LociMain: malloc.c:2372: sysmalloc: Assertion `(old_top == (((mbinptr) (((char *) &((av)->bins[((1) - 1) * 2])) - __builtin_offsetof (struct malloc_chunk, fd)))) && old_size == 0) || ((unsigned long) (old_size) >= (unsigned long)((((__builtin_offsetof (struct malloc_chunk, fd_nextsize))+((2 *(sizeof(size_t))) - 1)) & ~((2 *(sizeof(size_t))) - 1))) && ((old_top)->size & 0x1) && ((unsigned long) old_end & pagemask) == 0)' failed.
Aborted (core dumped)
Loci-build$ ./LociMain
Constructor particleFilter
ERROR: cudaMalloc
ERROR: cudaMemcpyHostToDevice
AutoFilter particleFilter start
ERROR: advanceParticles
ERROR: cudaMemcpyDeviceToHost
Average movement of 1000000 particles is |(0.000000, 0.000000, 0.000000)| = 0.000000
The commands used to build and run LociMain this are as follows:
$ cd ImageAnalysis
$ nvcc ../../Loci/ImageAnalysis/v3.cpp -x=cu -dc -o v3.cpp.o -ccbin /usr/bin/c++ -m64 -Xcompiler ,\"-fvisibility=hidden\",\"-fPIC\",\"-O3\",\"-DNDEBUG\" -arch=compute_20 -code=sm_20 -code=compute_20 -DNVCC -I/usr/local/cuda-6.5/include -I/usr/local/cuda-6.5/include
$ nvcc ../../Loci/ImageAnalysis/particle.cpp -x=cu -dc -o particle.cpp.o -ccbin /usr/bin/c++ -m64 -Xcompiler ,\"-fvisibility=hidden\",\"-fPIC\",\"-O3\",\"-DNDEBUG\" -arch=compute_20 -code=sm_20 -code=compute_20 -DNVCC -I/usr/local/cuda-6.5/include -I/usr/local/cuda-6.5/include
$ nvcc ../../Loci/ImageAnalysis/particleFilter.cpp -x=cu -dc -o particleFilter.cpp.o -ccbin /usr/bin/c++ -m64 -Xcompiler ,\"-fvisibility=hidden\",\"-fPIC\",\"-O3\",\"-DNDEBUG\" -arch=compute_20 -code=sm_20 -code=compute_20 -DNVCC -I/usr/local/cuda-6.5/include -I/usr/local/cuda-6.5/include
$ nvcc -arch=compute_20 -code=sm_20 -code=compute_20 -m64 -ccbin "/usr/bin/c++" -dlink v3.cpp.o particle.cpp.o particleFilter.cpp.o -o intermediate_link.o -Xcompiler -fPIC
$ ar qc libImageAnalysis.a particleFilter.cpp.o particle.cpp.o v3.cpp.o intermediate_link.o
$ ranlib libImageAnalysis.a
$ cd ../
$ c++ -I/usr/local/cuda-6.5/include -I/home/ghare/Documents/Loci/ImageAnalysis -isystem /home/ghare/Documents/autowiring/contrib/autoboost -isystem /home/ghare/Documents/autowiring -std=c++11 -fvisibility=hidden -fPIC -O3 -DNDEBUG -o Main.cpp.o -c ../Loci/Main.cpp
$ c++ -std=c++11 -fvisibility=hidden -fPIC -O3 -DNDEBUG Main.cpp.o -o LociMain /home/ghare/Documents/autowiring-build/lib/libAutowiring.a ImageAnalysis/libImageAnalysis.a /usr/local/cuda-6.5/lib64/libcudart_static.a -lpthread /usr/l/checkout/gpuocelot/ocelot/build_local/lib/libocelot.so /usr/lib/x86_64-linux-gnu/librt.so /usr/lib/x86_64-linux-gnu/libdl.so
$ ./LociMain
As you can see above, the only place where Ocelot is included is during the final linking of the executable.

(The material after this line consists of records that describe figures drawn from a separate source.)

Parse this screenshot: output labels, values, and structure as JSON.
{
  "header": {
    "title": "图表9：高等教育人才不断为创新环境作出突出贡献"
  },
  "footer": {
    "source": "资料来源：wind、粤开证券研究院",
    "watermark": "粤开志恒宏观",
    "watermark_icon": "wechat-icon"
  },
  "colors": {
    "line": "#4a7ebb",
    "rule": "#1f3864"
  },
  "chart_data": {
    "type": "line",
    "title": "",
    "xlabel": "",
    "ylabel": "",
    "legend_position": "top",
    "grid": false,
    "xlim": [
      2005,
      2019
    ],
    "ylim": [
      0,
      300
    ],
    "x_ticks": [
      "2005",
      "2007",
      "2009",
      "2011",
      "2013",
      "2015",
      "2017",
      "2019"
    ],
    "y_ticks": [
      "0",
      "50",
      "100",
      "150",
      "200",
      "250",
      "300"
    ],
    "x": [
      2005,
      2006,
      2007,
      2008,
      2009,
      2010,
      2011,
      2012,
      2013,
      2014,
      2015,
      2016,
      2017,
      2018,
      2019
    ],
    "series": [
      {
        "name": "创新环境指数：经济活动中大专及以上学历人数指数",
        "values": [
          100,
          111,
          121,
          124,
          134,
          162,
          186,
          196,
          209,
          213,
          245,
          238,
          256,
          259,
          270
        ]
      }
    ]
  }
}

Incidentally, the "autowiring" project mentioned above is open source, but requires C++11:
https://github.com/leapmotion/autowiring
Finally, the configure.ocelot file is identical to the one defined in several online tutorials, such as this one:
https://www.udacity.com/wiki/cs344/llvm-ocelot-dev
Suggestions, questions, and guidance on debugging would all be appreciated!
-Gabriel
P.S. Although the "Loci" project is private, if it would help I can share the code compiled above - it is simply a modification the separable compilation tutorial code to call it from an "AutoFilter" method defined in the autowiring project.